The authors tested their two-stage framework retrospectively in a dataset of 977 patients with previously established retinal pathologies and showed how it could be integrated into conventional clinical workflows. Remarkably, referral accuracies were on par or exceeded those from a group of eight retinal specialists and optometrists, even when these human experts also considered clinical notes and other forms of retinal imaging data. The authors improved their model further by minimizing the likelihood of it missing diagnoses with more severe clinical consequences and diagnosing the presence of multiple pathologies. Finally, De Fauw et al.10 replicated their results in a new sample and demonstrated that their algorithms generalized to data acquired from other imaging devices. Here, the two-stage framework was critical: by separating the segmentation and classification steps, the authors could retrain their algorithm to perform well on data from new devices without the need for relearning the classification step, which is much more complicated than the segmentation step.

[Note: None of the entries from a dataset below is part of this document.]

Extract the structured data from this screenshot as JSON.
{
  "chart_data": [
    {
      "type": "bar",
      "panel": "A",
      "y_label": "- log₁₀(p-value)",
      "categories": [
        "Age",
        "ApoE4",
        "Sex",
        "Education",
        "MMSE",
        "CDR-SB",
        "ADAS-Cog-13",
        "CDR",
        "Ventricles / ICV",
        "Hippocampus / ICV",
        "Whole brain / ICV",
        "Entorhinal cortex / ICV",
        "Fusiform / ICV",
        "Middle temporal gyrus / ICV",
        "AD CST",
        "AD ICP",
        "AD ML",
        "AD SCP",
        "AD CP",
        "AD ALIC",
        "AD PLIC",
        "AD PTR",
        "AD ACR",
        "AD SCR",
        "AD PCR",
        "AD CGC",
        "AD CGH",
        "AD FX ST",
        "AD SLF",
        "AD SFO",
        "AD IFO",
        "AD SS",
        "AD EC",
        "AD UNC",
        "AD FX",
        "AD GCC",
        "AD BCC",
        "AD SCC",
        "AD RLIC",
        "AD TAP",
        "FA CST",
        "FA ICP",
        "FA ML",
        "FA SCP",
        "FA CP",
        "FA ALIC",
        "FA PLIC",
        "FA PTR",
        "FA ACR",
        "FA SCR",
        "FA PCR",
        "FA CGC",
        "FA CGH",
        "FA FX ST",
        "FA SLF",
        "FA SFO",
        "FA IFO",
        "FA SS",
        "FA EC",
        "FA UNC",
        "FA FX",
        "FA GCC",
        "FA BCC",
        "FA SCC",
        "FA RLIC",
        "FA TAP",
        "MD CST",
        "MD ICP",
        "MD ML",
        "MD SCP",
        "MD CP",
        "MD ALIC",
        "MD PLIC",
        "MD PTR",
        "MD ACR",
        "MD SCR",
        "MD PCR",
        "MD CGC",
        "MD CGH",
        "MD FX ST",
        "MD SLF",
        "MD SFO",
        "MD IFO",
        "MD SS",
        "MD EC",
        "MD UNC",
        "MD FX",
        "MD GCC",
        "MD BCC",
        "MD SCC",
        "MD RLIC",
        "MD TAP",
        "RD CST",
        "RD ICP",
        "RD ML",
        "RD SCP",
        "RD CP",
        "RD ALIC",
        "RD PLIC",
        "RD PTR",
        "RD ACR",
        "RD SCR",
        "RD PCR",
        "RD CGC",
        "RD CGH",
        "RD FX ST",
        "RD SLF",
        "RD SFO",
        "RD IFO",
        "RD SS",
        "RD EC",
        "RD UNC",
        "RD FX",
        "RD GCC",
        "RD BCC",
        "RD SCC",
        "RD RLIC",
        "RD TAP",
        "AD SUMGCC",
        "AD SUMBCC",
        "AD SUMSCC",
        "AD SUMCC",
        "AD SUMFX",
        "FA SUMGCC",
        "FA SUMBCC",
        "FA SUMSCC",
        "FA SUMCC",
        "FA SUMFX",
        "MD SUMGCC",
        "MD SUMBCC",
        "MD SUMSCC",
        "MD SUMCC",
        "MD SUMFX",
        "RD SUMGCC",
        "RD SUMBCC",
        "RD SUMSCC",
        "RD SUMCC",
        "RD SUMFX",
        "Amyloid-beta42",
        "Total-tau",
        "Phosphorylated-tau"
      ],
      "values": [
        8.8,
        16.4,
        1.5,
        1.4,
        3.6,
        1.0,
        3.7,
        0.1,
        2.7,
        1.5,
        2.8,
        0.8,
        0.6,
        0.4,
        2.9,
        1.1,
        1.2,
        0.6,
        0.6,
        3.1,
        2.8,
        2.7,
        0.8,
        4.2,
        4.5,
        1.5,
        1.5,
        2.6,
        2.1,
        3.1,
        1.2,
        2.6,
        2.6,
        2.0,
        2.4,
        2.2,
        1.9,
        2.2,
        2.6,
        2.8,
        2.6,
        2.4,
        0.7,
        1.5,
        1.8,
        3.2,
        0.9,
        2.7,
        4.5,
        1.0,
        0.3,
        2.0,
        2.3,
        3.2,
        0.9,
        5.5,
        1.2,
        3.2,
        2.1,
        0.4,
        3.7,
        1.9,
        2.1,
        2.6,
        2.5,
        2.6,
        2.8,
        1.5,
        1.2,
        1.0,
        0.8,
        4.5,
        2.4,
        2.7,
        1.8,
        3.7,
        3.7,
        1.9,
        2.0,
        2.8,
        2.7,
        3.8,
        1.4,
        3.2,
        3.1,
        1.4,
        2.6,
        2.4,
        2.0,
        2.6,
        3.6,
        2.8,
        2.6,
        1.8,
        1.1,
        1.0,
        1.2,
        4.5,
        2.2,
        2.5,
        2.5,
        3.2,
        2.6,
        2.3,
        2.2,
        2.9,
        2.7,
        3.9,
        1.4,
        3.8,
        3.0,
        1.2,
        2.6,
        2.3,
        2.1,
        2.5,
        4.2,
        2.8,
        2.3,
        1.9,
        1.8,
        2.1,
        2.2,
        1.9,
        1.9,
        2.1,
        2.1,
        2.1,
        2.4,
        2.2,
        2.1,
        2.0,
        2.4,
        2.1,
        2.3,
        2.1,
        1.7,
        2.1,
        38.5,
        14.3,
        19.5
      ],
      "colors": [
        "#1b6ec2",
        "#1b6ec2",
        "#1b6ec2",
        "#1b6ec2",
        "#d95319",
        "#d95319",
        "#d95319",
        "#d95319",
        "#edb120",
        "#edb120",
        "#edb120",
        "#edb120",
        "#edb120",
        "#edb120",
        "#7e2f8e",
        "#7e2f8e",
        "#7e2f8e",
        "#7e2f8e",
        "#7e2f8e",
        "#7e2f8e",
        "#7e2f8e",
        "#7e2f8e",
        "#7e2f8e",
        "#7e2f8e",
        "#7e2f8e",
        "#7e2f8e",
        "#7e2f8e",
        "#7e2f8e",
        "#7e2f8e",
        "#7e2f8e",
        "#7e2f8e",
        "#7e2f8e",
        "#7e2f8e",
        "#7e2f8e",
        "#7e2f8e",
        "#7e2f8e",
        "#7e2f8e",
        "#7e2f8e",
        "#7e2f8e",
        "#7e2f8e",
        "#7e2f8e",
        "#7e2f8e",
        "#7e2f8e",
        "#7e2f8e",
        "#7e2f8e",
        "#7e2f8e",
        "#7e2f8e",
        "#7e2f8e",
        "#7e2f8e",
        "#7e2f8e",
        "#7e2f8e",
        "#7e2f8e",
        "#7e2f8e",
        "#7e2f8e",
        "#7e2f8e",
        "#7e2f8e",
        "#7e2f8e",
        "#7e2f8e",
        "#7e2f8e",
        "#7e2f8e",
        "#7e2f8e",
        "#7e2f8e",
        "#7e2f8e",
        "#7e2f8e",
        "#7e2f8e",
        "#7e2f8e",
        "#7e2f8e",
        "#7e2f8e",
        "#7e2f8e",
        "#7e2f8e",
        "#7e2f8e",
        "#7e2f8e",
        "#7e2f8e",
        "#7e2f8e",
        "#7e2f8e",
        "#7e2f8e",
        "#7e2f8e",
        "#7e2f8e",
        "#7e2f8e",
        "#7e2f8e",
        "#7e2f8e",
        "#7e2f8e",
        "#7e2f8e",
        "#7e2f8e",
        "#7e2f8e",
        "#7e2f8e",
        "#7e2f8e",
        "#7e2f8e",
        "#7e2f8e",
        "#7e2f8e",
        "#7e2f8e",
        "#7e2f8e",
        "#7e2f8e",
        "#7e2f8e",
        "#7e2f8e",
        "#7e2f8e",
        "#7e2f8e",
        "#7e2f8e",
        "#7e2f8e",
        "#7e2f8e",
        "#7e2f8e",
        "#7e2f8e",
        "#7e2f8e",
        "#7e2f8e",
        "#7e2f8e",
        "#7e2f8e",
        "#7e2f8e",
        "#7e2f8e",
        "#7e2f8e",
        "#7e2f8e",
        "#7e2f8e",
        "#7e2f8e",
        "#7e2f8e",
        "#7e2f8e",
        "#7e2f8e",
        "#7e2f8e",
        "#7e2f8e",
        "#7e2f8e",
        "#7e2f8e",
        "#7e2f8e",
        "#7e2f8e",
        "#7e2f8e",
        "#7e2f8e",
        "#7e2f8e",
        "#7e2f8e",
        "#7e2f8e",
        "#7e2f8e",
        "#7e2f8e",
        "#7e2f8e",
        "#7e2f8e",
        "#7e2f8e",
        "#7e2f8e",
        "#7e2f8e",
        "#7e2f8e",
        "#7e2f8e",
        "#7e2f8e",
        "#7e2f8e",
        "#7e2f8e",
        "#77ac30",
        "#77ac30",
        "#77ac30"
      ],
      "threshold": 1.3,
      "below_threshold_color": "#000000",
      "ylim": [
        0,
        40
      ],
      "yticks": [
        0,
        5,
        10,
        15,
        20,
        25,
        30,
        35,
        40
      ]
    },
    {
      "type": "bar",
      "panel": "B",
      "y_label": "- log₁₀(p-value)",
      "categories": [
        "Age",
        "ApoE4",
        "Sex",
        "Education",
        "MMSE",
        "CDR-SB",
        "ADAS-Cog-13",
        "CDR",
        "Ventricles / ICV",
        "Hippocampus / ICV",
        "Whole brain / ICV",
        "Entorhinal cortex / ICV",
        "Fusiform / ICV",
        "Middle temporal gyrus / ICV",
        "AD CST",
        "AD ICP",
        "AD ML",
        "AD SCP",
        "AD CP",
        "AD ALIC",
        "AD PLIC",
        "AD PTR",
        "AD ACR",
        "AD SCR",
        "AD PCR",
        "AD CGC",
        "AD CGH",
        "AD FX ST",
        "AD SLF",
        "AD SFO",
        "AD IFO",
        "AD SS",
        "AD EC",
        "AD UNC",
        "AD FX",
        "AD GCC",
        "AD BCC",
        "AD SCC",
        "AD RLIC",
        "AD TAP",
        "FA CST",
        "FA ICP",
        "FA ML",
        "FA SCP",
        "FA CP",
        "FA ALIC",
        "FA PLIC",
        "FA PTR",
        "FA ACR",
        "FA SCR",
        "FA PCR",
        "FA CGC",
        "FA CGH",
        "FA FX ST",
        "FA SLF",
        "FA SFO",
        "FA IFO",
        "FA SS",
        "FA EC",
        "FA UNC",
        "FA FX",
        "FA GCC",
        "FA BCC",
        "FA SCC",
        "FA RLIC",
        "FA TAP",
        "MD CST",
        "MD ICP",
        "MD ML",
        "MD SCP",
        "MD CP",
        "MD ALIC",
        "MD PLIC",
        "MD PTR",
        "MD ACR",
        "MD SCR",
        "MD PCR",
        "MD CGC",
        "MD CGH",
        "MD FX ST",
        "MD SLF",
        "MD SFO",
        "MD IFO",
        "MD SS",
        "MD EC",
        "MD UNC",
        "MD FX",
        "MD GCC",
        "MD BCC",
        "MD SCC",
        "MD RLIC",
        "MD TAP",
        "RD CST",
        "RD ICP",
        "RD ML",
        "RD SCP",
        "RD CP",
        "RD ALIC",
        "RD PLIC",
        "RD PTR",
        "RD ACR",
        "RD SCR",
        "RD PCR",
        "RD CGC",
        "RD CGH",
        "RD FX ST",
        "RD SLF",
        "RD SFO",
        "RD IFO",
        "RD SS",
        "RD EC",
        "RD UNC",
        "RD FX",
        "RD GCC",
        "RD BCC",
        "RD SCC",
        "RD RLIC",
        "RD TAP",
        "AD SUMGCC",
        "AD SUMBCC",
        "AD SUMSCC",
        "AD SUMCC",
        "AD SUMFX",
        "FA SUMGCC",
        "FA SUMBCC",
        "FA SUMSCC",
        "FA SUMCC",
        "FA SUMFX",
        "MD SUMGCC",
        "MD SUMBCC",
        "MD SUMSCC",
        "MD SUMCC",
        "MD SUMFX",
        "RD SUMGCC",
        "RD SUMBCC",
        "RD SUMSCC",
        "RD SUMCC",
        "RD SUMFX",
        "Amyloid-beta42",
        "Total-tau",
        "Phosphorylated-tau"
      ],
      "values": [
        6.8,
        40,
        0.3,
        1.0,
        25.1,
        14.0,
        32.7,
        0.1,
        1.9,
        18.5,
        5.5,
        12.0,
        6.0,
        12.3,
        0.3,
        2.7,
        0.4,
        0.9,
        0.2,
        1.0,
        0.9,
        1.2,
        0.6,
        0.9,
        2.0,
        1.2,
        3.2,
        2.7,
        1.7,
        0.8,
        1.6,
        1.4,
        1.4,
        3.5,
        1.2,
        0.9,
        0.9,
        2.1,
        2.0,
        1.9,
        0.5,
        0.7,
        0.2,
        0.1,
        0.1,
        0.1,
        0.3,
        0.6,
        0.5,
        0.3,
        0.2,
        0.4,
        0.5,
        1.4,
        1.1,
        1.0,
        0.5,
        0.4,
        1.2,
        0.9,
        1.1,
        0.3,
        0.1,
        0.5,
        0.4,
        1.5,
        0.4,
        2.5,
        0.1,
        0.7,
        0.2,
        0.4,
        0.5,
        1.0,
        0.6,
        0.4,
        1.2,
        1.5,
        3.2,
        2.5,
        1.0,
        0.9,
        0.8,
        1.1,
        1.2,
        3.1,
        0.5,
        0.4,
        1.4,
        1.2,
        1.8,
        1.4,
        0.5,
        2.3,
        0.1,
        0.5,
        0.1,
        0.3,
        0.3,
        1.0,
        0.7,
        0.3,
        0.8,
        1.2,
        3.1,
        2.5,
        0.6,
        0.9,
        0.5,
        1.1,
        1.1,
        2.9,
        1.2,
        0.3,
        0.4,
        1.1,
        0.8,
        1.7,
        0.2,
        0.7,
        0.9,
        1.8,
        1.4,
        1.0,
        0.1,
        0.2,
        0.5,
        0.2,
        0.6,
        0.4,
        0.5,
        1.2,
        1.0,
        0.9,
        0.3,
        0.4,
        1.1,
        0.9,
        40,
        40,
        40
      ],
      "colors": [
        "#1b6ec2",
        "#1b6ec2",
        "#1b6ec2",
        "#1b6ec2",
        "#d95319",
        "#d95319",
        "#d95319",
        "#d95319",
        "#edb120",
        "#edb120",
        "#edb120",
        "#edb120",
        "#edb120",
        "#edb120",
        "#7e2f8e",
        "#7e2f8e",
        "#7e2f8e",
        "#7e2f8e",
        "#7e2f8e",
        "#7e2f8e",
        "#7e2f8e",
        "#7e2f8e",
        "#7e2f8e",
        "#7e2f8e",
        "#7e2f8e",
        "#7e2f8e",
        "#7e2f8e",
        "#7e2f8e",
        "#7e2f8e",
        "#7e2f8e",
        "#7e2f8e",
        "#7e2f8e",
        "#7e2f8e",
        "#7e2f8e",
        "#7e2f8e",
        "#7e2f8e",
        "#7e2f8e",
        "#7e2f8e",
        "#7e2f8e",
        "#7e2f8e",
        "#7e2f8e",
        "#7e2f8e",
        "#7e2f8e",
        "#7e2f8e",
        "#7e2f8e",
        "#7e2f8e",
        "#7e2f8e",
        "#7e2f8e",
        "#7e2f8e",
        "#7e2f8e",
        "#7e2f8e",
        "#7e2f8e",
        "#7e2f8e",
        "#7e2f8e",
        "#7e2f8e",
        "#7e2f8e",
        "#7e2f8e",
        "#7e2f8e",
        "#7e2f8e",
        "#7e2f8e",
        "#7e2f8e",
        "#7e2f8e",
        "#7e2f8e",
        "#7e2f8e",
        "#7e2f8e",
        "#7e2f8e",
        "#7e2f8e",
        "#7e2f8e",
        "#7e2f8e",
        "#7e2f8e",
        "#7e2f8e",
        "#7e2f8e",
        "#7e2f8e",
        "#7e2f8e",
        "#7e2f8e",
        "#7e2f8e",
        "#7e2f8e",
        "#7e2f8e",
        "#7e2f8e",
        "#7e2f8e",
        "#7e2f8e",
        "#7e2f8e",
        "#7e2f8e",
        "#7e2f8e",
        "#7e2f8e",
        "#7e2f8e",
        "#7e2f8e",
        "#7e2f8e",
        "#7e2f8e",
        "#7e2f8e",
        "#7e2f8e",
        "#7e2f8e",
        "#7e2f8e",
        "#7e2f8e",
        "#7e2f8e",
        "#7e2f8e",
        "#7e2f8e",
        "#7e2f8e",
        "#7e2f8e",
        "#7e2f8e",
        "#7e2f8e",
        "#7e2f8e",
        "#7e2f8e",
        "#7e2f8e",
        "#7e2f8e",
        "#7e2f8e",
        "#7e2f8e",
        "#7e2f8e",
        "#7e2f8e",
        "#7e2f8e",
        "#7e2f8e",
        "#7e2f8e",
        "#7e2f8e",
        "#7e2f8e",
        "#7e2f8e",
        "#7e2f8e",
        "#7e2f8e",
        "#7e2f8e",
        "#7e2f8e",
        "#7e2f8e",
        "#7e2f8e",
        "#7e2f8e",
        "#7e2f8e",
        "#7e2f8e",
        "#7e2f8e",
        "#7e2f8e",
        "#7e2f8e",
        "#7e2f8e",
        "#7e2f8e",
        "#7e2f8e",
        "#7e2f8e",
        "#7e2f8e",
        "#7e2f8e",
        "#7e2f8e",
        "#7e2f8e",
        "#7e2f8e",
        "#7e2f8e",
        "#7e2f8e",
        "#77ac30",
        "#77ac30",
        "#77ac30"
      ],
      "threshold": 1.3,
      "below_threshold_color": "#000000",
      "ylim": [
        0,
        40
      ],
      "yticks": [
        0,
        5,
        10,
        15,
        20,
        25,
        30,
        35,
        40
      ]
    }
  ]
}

Moving forward, key challenges must be addressed for AI technologies to be used widely as diagnostic imaging tools. Machine-learning methods have a tendency to ‘overfit’ to idiosyncrasies in the training sample, which may yield overly optimistic performance estimates. The size of the training and replication samples used in both reports and careful efforts to avoid overfitting are noteworthy strengths of these investigations, but independent replications will also be important. Interpreting machine-learning models is another key challenge, especially for artificial neural networks, which often rely on extraordinarily complex methods of extracting and combining features that defy human efforts to understand how they make correct predictions in some contexts and why they fail in others. Defining and understanding failure modes will be critical as AI technologies become more widely used in clinical settings.
It is also important to bear in mind that human physicians do not need machine-learning methods to accurately interpret medical images. Instead, improving patient outcomes in the real world will mean identifying specific clinical scenarios in which machine-learning algorithms can effectively aid human physicians, not replace them. These two studies report significant advances that succeed in part by identifying two specific clinical scenarios—computer-aided diagnosis of retinal disease and triaging head CTs—in which AI tools could yield tangible benefits by supporting physicians and accelerating clinical decision-making.